A combination of:
1) check_apt's approach to run an apt-get simulation
2) check_apt's approach to parse the apt-get simulation output to detect critical updates
3) Ubuntu placing security updates in the -updates pocket as well
Means that if apt-get chooses, in its simulation, to download a security update from -updates and not -security, then this is correct behaviour for apt (the security update will still be applied) but check_apt will not detect the update as critical from the upgrade simulation.
IMHO, check_apt is taking the wrong approach to detect critical updates here. Parsing apt-get is fragile, and is broken in this case. Instead, in an ideal world it would be able to examine the apt cache programmatically. I realise that this may not have been possible at the time that check_apt was written.

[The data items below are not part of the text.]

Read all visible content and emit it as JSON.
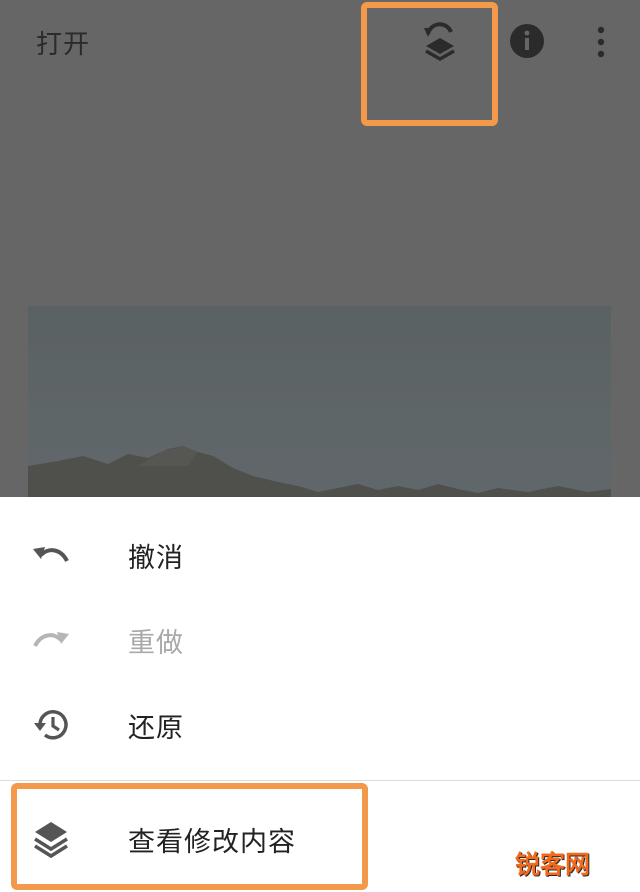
{
  "topbar": {
    "open_label": "打开",
    "history_icon": "history-layers-icon",
    "info_icon": "info-icon",
    "more_icon": "more-vert-icon"
  },
  "menu": {
    "items": [
      {
        "label": "撤消",
        "icon": "undo-icon",
        "enabled": true
      },
      {
        "label": "重做",
        "icon": "redo-icon",
        "enabled": false
      },
      {
        "label": "还原",
        "icon": "restore-history-icon",
        "enabled": true
      },
      {
        "label": "查看修改内容",
        "icon": "layers-icon",
        "enabled": true
      }
    ]
  },
  "watermark": {
    "text": "锐客网"
  },
  "colors": {
    "scrim": "#666666",
    "highlight": "#f39a4a",
    "sheet": "#ffffff",
    "text": "#222222",
    "disabled_text": "#a9a9a9"
  }
}
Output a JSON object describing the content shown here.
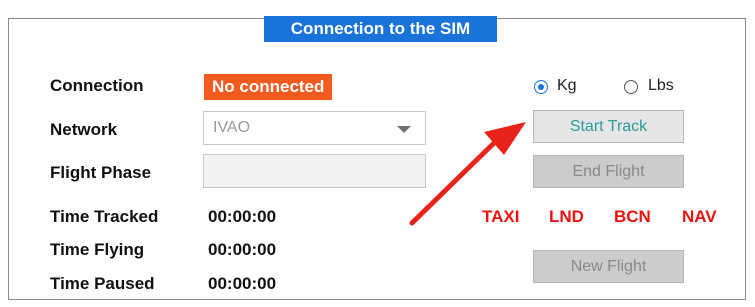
{
  "panel": {
    "title": "Connection to the SIM"
  },
  "connection": {
    "label": "Connection",
    "status": "No connected",
    "status_color": "#f25a1e"
  },
  "network": {
    "label": "Network",
    "selected": "IVAO"
  },
  "flight_phase": {
    "label": "Flight Phase",
    "value": ""
  },
  "times": [
    {
      "label": "Time Tracked",
      "value": "00:00:00"
    },
    {
      "label": "Time Flying",
      "value": "00:00:00"
    },
    {
      "label": "Time Paused",
      "value": "00:00:00"
    }
  ],
  "units": {
    "kg_label": "Kg",
    "lbs_label": "Lbs",
    "selected": "Kg"
  },
  "buttons": {
    "start_track": "Start Track",
    "end_flight": "End Flight",
    "new_flight": "New Flight"
  },
  "phase_tags": [
    "TAXI",
    "LND",
    "BCN",
    "NAV"
  ],
  "colors": {
    "accent": "#1a73d8",
    "tag_red": "#ee1111",
    "arrow_red": "#e8231c"
  }
}
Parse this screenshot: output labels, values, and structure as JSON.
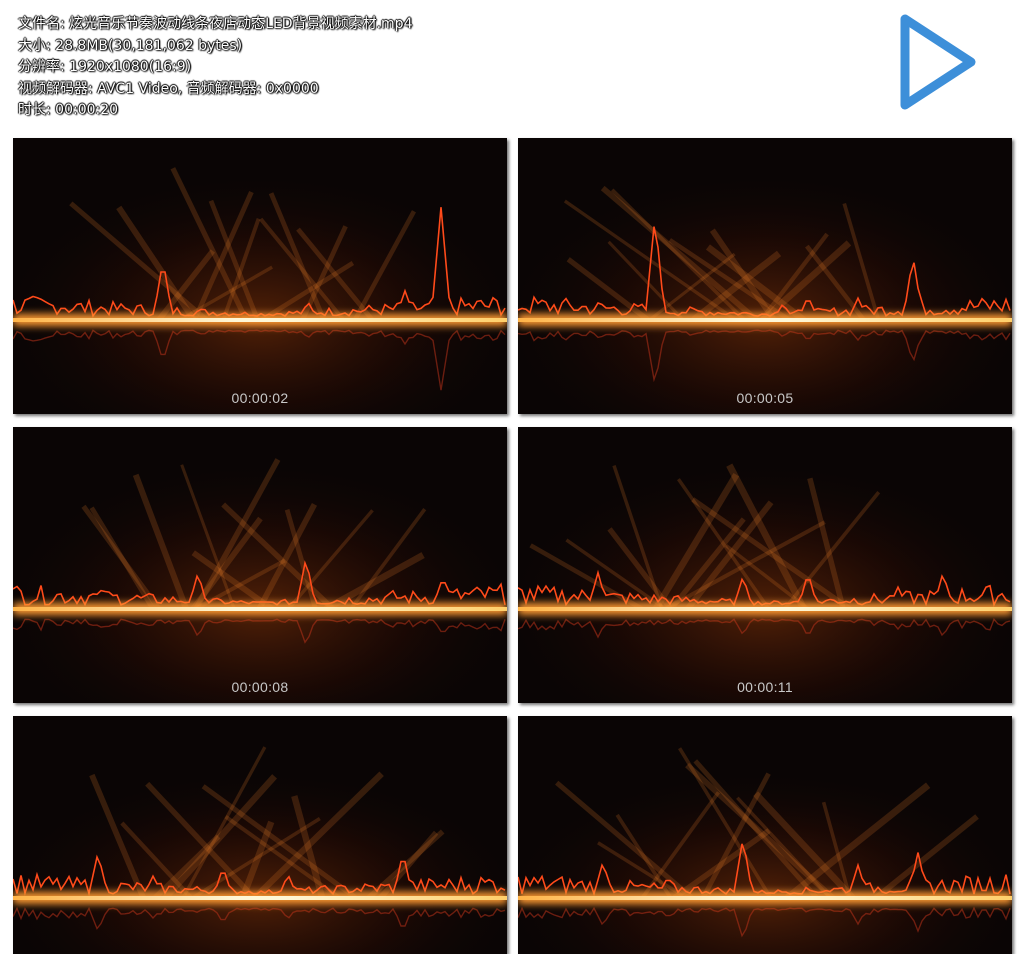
{
  "file_info": {
    "filename": "文件名: 炫光音乐节奏波动线条夜店动态LED背景视频素材.mp4",
    "size": "大小: 28.8MB(30,181,062 bytes)",
    "resolution": "分辨率: 1920x1080(16:9)",
    "codec": "视频解码器: AVC1 Video, 音频解码器: 0x0000",
    "duration": "时长: 00:00:20"
  },
  "play_button": {
    "icon": "play-icon",
    "color": "#3d8fd9"
  },
  "thumbnails": [
    {
      "timestamp": "00:00:02"
    },
    {
      "timestamp": "00:00:05"
    },
    {
      "timestamp": "00:00:08"
    },
    {
      "timestamp": "00:00:11"
    },
    {
      "timestamp": ""
    },
    {
      "timestamp": ""
    }
  ],
  "colors": {
    "glow": "#fff2c0",
    "wave": "#ff4a1a",
    "background": "#0a0505"
  }
}
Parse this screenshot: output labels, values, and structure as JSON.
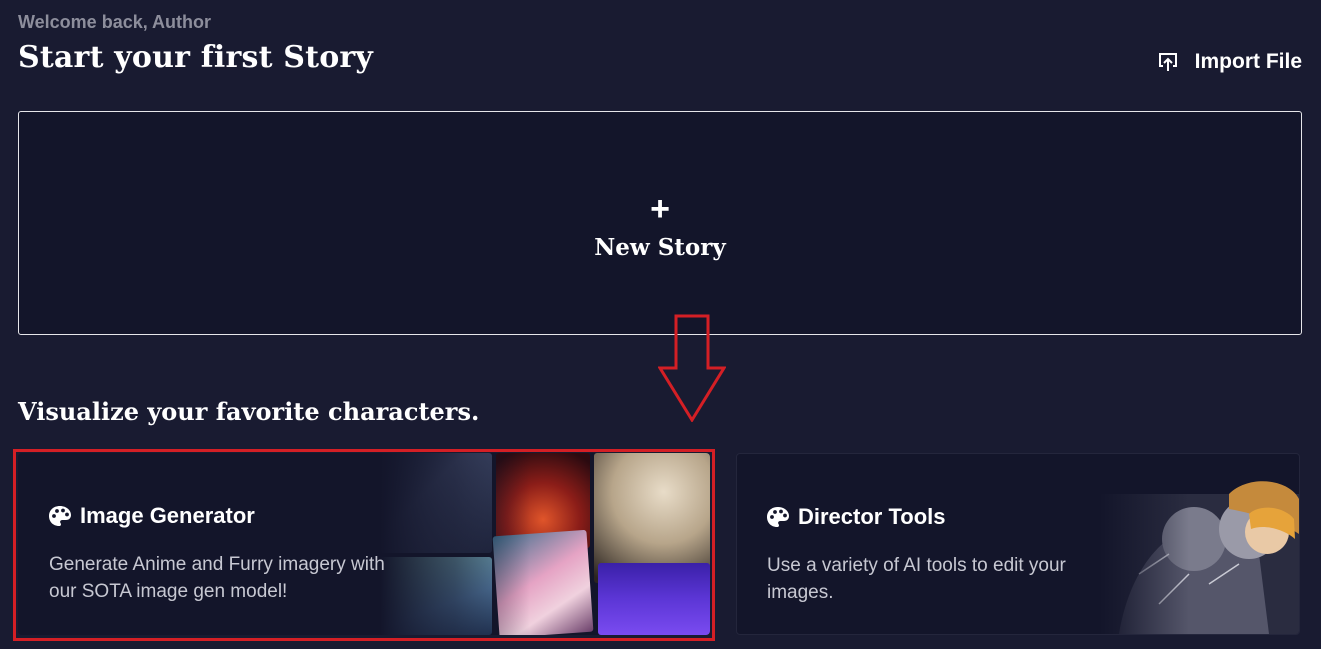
{
  "header": {
    "welcome_text": "Welcome back, Author",
    "headline": "Start your first Story",
    "import_label": "Import File",
    "import_icon": "upload-icon"
  },
  "new_story": {
    "plus_symbol": "+",
    "label": "New Story"
  },
  "section": {
    "title": "Visualize your favorite characters."
  },
  "cards": [
    {
      "icon": "palette-icon",
      "title": "Image Generator",
      "description": "Generate Anime and Furry imagery with our SOTA image gen model!"
    },
    {
      "icon": "palette-icon",
      "title": "Director Tools",
      "description": "Use a variety of AI tools to edit your images."
    }
  ],
  "annotation": {
    "highlight_color": "#d41f25",
    "arrow_color": "#d41f25"
  },
  "colors": {
    "background": "#191b31",
    "card_background": "#13152a",
    "muted_text": "#8d8e9c"
  }
}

On Ubuntu, it is necessary for the desktop to prompt the user too, so there is an infrastructure for this now. If you run /usr/lib/update-notifier/apt-check, then you'll get an output like "419;0" - on my system this is telling me that I have 419 normal updates, and 0 security updates. I suggest that if /usr/lib/update-notifier/apt-check exists then you should use this instead. This will hook into the same infrastructure that the server MOTD and the Ubuntu Desktop use for security updates, so should remain reliable. On both Ubuntu Server and Ubuntu Desktop, update-notifier-common provides /usr/lib/update-notifier/apt-check and is installed by default now. I think it would be sufficient for the nagios-plugins package to Recommend the update-notifier-common package for other users. If you check that /usr/lib/update-notifier/apt-check exists before using it, and falling back to the existing behaviour if it doesn't exist, then it shouldn't anyone who doesn't have it installed.
An alternative method might be to run "apt-cache policy" for every package that you detected was downloaded in the simulation, and checking if it is available from a security repository. It looks like "apt-cache policy" will handle multiple packages at once, so this would work, but is just as fragile as the parsing of apt-get's output was in the first place.